Tout n'est pas aussi blanc ou noir que le dit le texte. Il y a tellement à dire sur ce qui a été ici écrit.... Les cours des feuillus français n'ont jamais été aussi bas, la faute aux essences exotiques en premier lieu.
Pas besoin de faire 36000 études sur l'adaptation des essences au changement climatique, on sait déja que la résilience des forêts passe par la conservation maximale de son évolution naturelle (voir document FNE à ce sujet). Expliquez moi comment le volume de bois mort sur pied a autant augmenté et la qualité génétique qui a baissé dans le même temps.

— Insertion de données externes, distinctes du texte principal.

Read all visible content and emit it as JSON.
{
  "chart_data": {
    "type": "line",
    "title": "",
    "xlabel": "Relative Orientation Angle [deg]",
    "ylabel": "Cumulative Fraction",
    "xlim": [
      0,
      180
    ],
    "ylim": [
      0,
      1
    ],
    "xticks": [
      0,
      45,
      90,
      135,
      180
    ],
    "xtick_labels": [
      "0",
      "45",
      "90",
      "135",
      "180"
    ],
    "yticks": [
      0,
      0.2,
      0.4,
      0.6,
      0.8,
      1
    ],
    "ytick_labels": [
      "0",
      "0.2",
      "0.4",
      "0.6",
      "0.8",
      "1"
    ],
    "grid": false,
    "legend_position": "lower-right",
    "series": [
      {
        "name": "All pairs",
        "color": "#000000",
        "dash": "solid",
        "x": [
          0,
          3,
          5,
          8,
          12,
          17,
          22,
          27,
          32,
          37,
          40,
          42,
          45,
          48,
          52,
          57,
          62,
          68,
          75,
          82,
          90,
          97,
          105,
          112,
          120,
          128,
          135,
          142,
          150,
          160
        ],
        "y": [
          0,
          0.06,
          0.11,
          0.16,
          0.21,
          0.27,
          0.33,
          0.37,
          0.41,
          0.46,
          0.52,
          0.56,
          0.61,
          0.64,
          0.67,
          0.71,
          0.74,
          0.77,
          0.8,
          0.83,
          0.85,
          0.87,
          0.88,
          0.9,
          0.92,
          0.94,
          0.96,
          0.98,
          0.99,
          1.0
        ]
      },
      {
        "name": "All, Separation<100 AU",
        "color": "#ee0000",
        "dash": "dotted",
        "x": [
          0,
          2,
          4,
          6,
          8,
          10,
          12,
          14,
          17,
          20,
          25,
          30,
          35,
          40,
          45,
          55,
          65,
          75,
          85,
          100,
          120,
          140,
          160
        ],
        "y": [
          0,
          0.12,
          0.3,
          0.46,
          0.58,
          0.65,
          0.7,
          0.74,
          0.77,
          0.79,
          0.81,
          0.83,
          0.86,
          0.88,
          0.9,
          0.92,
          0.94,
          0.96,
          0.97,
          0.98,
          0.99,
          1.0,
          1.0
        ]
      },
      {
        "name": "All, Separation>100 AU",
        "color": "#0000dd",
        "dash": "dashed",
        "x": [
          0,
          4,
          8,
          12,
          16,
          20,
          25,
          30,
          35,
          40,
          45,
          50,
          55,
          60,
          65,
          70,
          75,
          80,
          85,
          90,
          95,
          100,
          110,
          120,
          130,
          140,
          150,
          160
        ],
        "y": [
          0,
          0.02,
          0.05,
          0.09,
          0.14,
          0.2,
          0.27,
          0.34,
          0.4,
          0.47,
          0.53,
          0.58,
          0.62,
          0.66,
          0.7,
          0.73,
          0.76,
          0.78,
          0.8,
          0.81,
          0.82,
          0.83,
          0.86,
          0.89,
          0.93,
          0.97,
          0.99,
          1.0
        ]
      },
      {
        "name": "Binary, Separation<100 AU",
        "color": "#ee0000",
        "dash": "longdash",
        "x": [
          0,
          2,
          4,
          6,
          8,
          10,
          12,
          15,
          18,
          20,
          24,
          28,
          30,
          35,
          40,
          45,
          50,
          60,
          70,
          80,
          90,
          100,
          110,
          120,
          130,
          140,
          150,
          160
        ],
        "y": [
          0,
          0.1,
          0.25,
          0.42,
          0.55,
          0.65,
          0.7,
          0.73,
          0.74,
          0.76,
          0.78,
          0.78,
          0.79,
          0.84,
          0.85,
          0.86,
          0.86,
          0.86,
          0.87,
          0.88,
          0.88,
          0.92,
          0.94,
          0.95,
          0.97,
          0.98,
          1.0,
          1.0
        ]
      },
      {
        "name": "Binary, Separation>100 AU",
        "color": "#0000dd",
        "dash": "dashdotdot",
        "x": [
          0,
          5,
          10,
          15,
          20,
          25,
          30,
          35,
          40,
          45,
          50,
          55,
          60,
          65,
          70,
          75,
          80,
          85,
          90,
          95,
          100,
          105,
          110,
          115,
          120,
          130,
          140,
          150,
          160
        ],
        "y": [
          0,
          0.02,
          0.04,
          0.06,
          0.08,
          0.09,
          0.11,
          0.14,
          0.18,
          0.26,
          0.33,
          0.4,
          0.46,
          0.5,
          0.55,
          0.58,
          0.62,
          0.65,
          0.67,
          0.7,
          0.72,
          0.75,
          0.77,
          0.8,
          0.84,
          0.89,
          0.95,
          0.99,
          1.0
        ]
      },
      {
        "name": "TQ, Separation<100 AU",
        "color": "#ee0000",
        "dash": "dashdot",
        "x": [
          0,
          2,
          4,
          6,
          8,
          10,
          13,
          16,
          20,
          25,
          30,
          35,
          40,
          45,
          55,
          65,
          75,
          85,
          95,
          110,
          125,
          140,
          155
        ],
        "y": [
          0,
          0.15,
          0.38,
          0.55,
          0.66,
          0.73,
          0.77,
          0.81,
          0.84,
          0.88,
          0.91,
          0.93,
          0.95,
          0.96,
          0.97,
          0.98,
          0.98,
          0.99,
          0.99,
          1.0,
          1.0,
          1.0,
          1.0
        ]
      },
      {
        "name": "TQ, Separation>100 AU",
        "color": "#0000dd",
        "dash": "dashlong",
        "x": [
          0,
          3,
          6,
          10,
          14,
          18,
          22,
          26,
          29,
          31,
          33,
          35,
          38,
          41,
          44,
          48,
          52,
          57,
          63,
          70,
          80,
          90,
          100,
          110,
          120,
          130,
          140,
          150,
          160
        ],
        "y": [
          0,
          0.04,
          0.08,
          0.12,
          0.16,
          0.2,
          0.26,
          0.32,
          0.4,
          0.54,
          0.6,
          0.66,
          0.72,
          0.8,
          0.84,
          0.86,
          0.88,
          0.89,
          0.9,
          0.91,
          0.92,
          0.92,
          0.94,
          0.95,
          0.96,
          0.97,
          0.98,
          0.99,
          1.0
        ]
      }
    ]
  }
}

Les conflits d'usage, la disparition d'expèces liées aux vieille forêts (grand tétras par exemple), les trop nombreux intérêts, la sous traitance, la futaie régulière de résineux, l'absence de règlementation sur les chandelles (arbre morts sur pied) à laisser en forêt (prenons exemple sur la belgique ou la suisse!), sur les ilots de senescence, la non identification des vieilles forêts à l'échelon régional, le tassement des sols par les engins forestiers, la création de trop nombreuses pistes de pénétration, la faiblesse de la certification PEFC si peu contrôlée, les espèces exotiques plantées dans l'indifférence générale, voici des sujets environnementaux qui pourraient être traités...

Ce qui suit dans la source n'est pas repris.